S’appuyant sur des sources nombreuses (littéraires, archéologiques, épigraphiques, numismatiques…), M. P. Speidel étudie successivement plusieurs types guerriers, l’expression désignant des « produits de croyances, d’états d’esprit ou d’armes, [qui] trouvent également une expression à travers les équipements, les armements et les techniques de combat » (p. 12). Le plan de l’ouvrage, simple, est organisé comme suit : les guerriers-animaux (p. 24-79), les guerriers effrayants (p. 80-112), les guerriers herculéens (p. 113-132), les guerriers à boucliers (p. 133-166), les guerriers de rang inférieur (p. 167-173), les cavaliers (p. 174‑195), les fantassins spécialisés dans la lutte contre les cavaliers (p. 196‑221) et enfin les guerriers remarquables (p. 222‑231).
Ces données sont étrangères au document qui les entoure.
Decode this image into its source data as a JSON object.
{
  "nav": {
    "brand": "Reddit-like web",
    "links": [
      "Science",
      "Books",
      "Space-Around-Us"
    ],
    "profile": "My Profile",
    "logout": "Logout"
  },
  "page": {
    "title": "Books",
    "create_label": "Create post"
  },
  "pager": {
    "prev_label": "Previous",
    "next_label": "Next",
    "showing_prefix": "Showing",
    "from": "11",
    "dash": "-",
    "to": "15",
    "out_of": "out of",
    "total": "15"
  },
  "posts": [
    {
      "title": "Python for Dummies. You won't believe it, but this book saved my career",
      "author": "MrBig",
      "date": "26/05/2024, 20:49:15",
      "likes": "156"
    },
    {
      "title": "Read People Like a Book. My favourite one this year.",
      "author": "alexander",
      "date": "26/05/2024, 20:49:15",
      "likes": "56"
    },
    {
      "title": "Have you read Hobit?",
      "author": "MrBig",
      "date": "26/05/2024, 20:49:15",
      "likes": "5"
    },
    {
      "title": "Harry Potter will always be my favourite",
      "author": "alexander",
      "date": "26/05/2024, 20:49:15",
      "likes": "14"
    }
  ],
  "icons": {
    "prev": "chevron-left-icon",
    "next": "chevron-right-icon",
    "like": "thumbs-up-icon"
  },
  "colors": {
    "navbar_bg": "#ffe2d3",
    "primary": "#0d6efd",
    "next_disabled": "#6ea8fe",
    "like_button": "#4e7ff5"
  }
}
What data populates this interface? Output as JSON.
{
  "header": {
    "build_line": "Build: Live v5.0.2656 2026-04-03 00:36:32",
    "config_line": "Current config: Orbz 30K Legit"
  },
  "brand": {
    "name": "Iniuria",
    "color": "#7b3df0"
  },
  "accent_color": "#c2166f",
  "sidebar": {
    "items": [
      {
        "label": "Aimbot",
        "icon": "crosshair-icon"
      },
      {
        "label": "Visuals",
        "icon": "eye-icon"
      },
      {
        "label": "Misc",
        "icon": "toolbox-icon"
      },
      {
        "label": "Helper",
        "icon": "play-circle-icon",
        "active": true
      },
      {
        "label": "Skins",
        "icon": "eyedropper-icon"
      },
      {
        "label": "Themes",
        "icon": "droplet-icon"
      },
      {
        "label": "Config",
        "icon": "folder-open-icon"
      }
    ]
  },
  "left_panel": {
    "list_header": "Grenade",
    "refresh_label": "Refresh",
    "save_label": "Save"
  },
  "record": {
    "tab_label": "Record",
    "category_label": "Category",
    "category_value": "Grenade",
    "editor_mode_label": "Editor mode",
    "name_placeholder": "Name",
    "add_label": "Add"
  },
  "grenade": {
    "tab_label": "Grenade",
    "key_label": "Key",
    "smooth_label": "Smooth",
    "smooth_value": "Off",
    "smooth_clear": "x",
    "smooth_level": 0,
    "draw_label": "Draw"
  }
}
Connaître ces types guerriers, c’est inscrire l’histoire des anciens guerriers germaniques dans un contexte plus large, au sein duquel la « culture germanique se révèle dans une continuité bien plus solide qu’on ne le pensait » (p. 257), et surtout réévaluer leur place dans l’histoire militaire et culturelle de l’Europe depuis l’Âge du Bronze jusqu’au début du Moyen Âge, « deux millénaires qu’on a rarement coutume d’associer » (p. 13). En effet selon l’auteur, les guerriers germaniques des premiers siècles de notre ère sont la survivance des guerriers indo‑européens qui ont existé dans toutes les cultures des « nations du groupe linguistique indo‑européen » (p. 14), qu’il s’agisse de l’Inde védique, de la Grèce homérique – il suffit de songer à Dolon, le guerrier-loup de l’Iliade – ou même de l’Italie proto-romaine. Ainsi durant cette longue période, les types guerriers se caractérisent par une stabilité remarquable. Il faut attendre le christianisme et ses profonds bouleversements politiques, sociaux et religieux pour voir disparaître la culture germanique ancestrale qui avait enfanté berserkers, guerriers-loups et autres guerriers-ours (p. 107).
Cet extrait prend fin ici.